Climate change is about people
When you think about climate change, what do you think of?
What suffers from climate change? Our planet? The polar bears? Ice caps?
I’m here to tell you that climate change is about more than polar bears and ice caps. It’s about people.
As a Peace Corps Volunteer, I served in Zambia, an African country where almost everyone is a farmer and most people are poor (living on less than $1.90 a day). Families depend upon a rainy season to grow maize and other foods to feed their families. To Zambians, their maize is everything. Because of climate change, there has been an increase in droughts and floods, which has led to crop failure across the country. During my two years, I witnessed firsthand how climate change has caused food and economic insecurity, decreased educational attainment, and suffering.

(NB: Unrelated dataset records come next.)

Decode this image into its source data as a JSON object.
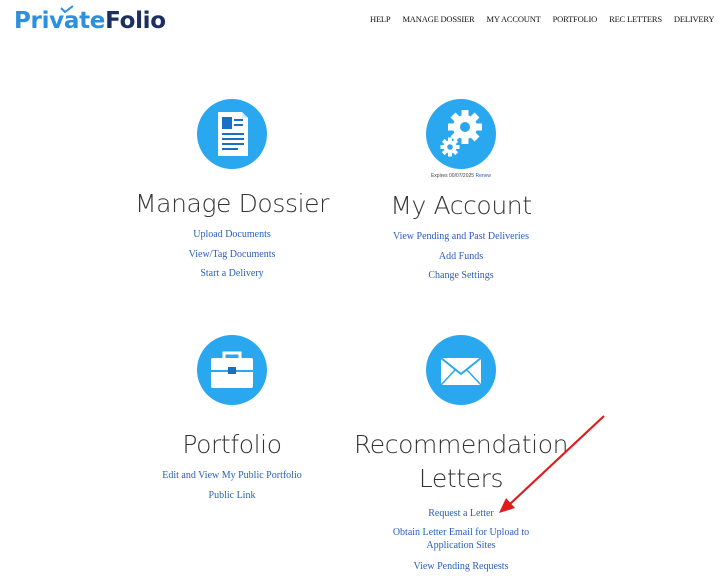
{
  "header": {
    "logo_part1": "Private",
    "logo_part2": "Folio",
    "nav": [
      "HELP",
      "MANAGE DOSSIER",
      "MY ACCOUNT",
      "PORTFOLIO",
      "REC LETTERS",
      "DELIVERY"
    ]
  },
  "tiles": {
    "dossier": {
      "title": "Manage Dossier",
      "icon": "document-icon",
      "links": [
        "Upload Documents",
        "View/Tag Documents",
        "Start a Delivery"
      ]
    },
    "account": {
      "title": "My Account",
      "icon": "gear-icon",
      "expires_text": "Expires 00/07/2025",
      "renew": "Renew",
      "links": [
        "View Pending and Past Deliveries",
        "Add Funds",
        "Change Settings"
      ]
    },
    "portfolio": {
      "title": "Portfolio",
      "icon": "briefcase-icon",
      "links": [
        "Edit and View My Public Portfolio",
        "Public Link"
      ]
    },
    "letters": {
      "title_line1": "Recommendation",
      "title_line2": "Letters",
      "icon": "envelope-icon",
      "links": [
        "Request a Letter",
        "Obtain Letter Email for Upload to Application Sites",
        "View Pending Requests"
      ]
    }
  },
  "colors": {
    "icon_blue": "#29a8f0",
    "link_blue": "#2a5fb8",
    "arrow_red": "#e11b1b",
    "logo_blue": "#2d8fe0",
    "logo_navy": "#1c2f63"
  }
}
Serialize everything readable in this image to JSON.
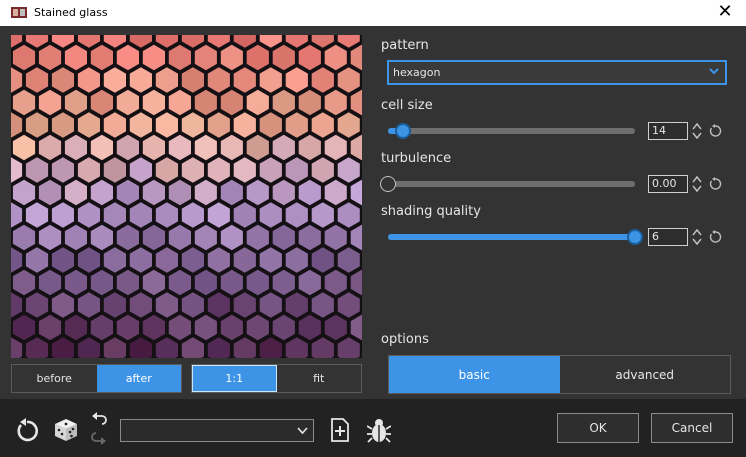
{
  "window": {
    "title": "Stained glass"
  },
  "preview": {
    "view_toggle": [
      {
        "label": "before",
        "active": false
      },
      {
        "label": "after",
        "active": true
      }
    ],
    "zoom_toggle": [
      {
        "label": "1:1",
        "active": true
      },
      {
        "label": "fit",
        "active": false
      }
    ]
  },
  "pattern": {
    "label": "pattern",
    "value": "hexagon"
  },
  "cell_size": {
    "label": "cell size",
    "value": "14",
    "fraction": 0.06
  },
  "turbulence": {
    "label": "turbulence",
    "value": "0.00",
    "fraction": 0.0
  },
  "shading_quality": {
    "label": "shading quality",
    "value": "6",
    "fraction": 1.0
  },
  "options": {
    "label": "options",
    "tabs": [
      {
        "label": "basic",
        "active": true
      },
      {
        "label": "advanced",
        "active": false
      }
    ]
  },
  "footer": {
    "ok_label": "OK",
    "cancel_label": "Cancel"
  },
  "colors": {
    "accent": "#3d93e6",
    "background": "#333333",
    "footer": "#222222"
  },
  "icons": [
    "reset-icon",
    "dice-icon",
    "undo-icon",
    "redo-icon",
    "add-preset-icon",
    "bug-icon"
  ]
}
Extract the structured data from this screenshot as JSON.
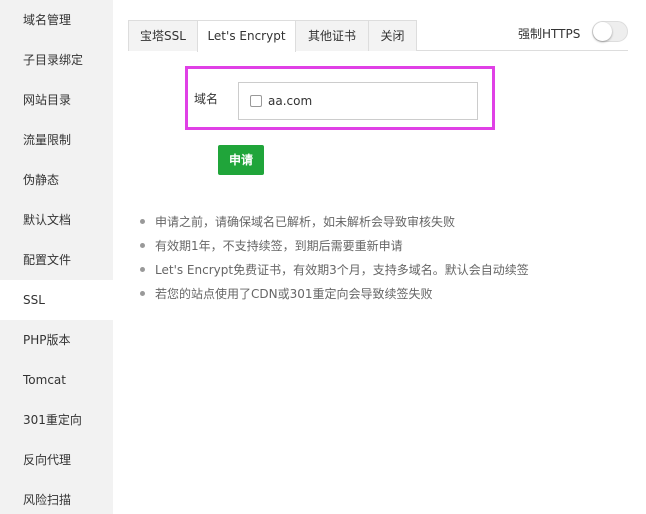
{
  "sidebar": {
    "items": [
      {
        "label": "域名管理"
      },
      {
        "label": "子目录绑定"
      },
      {
        "label": "网站目录"
      },
      {
        "label": "流量限制"
      },
      {
        "label": "伪静态"
      },
      {
        "label": "默认文档"
      },
      {
        "label": "配置文件"
      },
      {
        "label": "SSL"
      },
      {
        "label": "PHP版本"
      },
      {
        "label": "Tomcat"
      },
      {
        "label": "301重定向"
      },
      {
        "label": "反向代理"
      },
      {
        "label": "风险扫描"
      }
    ],
    "active": "SSL"
  },
  "tabs": [
    {
      "label": "宝塔SSL"
    },
    {
      "label": "Let's Encrypt"
    },
    {
      "label": "其他证书"
    },
    {
      "label": "关闭"
    }
  ],
  "active_tab": "Let's Encrypt",
  "force_https": {
    "label": "强制HTTPS",
    "enabled": false
  },
  "domain": {
    "label": "域名",
    "options": [
      {
        "value": "aa.com",
        "checked": false
      }
    ]
  },
  "apply_button": "申请",
  "tips": [
    "申请之前，请确保域名已解析，如未解析会导致审核失败",
    "有效期1年，不支持续签，到期后需要重新申请",
    "Let's Encrypt免费证书，有效期3个月，支持多域名。默认会自动续签",
    "若您的站点使用了CDN或301重定向会导致续签失败"
  ],
  "colors": {
    "accent": "#20a53a",
    "highlight": "#e040e6"
  }
}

Unlike a rural Zambian farmer living in a mud house with 6 children on less than $1.90 a day, to us, it doesn’t really matter that much if it didn’t rain as much this year as it did last year. That simply isn’t true for the rest of the world.
The people who are hurt the most by climate change are the poorest in the world, are most vulnerable to its impacts, and have contributed the least to green-house gas emissions.
Our country is the second largest contributor to climate change in the world. And in order to limit the suffering we are perpetuating on Zambians and other poor people across the globe, we must limit our emissions.
Who really needs saving? The planet or people?